Alors que l’innovation et la recherche s’imposent comme des moteurs essentiels du développement économique, l’Afrique présente encore des écarts marqués en matière d’investissements dans la Recherche & Développement (R&D). Diverses études mettent en évidence ces inégalités à travers un classement des pays africains selon leurs dépenses en R&D rapportées au produit intérieur brut (PIB).
Les informations disponibles révèlent une réalité contrastée : quelques pays concentrent l’essentiel des efforts, tandis que la majorité du continent reste en retrait.
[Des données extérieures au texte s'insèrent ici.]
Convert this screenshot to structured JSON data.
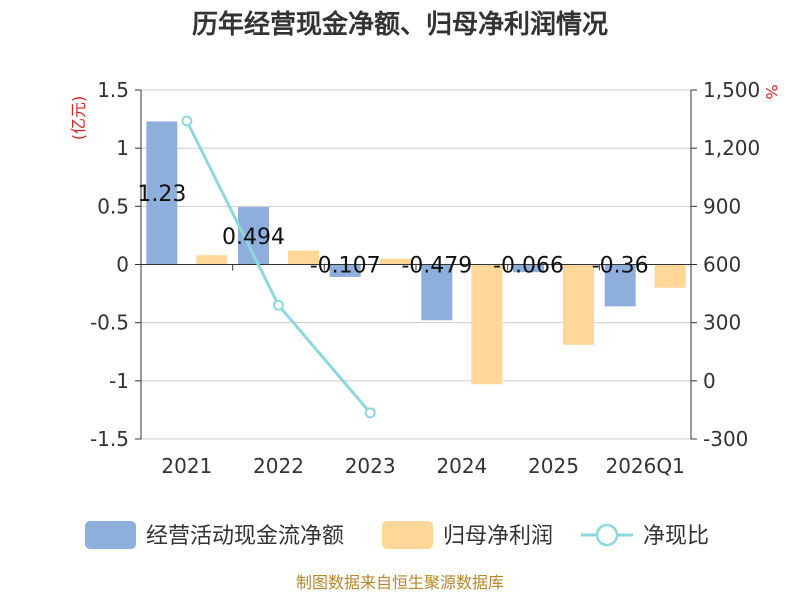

En tête, l’Égypte se distingue nettement avec 1,03 % de son PIB consacré à la recherche. Ce niveau, bien qu’encore inférieur à la moyenne mondiale, traduit une volonté affirmée de renforcer les capacités scientifiques et technologiques nationales. Derrière elle, plusieurs pays affichent également des performances relativement solides. Le Kenya (0,81 %) et le Rwanda (0,79 %) illustrent le dynamisme de l’Afrique de l’Est, où les politiques publiques favorisent l’innovation, notamment dans les secteurs du numérique et des services. En Afrique du Nord, la Tunisie (0,75 %) et le Maroc (0,65 %) confirment leur engagement dans la recherche, soutenu par des universités actives et des partenariats internationaux. La Namibie (0,65 %) figure également parmi les pays les plus investis, bien qu’elle dispose d’une économie de taille plus modeste.
À l’opposé, certains pays peinent à mobiliser des ressources suffisantes pour soutenir la R&D. Le Tchad se situe en bas du classement avec seulement 0,30 % de son PIB consacré à ce secteur. Il devance de peu le Nigeria et la Zambie, tous deux à 0,28 %. Cette situation est préoccupante, car elle limite la capacité de ces pays à développer des solutions locales face aux défis majeurs du continent. Ces écarts s’expliquent par plusieurs facteurs : contraintes budgétaires, priorités politiques orientées vers des besoins immédiats, faiblesse des infrastructures scientifiques ou encore manque de coordination entre les acteurs publics et privés. Pourtant, les enjeux sont considérables. La R&D joue un rôle clé dans l’amélioration des systèmes de santé, la modernisation de l’agriculture, la transition énergétique ou encore l’industrialisation.
À l’échelle continentale, les investissements restent globalement insuffisants. En moyenne, l’Afrique consacre moins de 0,5 % de son PIB à la recherche, un chiffre largement inférieur à la moyenne mondiale, estimée à environ 2,2 %. Cet écart souligne le retard du continent dans la compétition mondiale de l’innovation, mais aussi le potentiel de progression important. Face à cette situation, de nombreux experts appellent à une mobilisation accrue des États africains, mais aussi du secteur privé et des partenaires internationaux. Renforcer les financements, soutenir les chercheurs et encourager les collaborations régionales pourraient permettre de réduire ces inégalités et de faire de la R&D un véritable levier de transformation.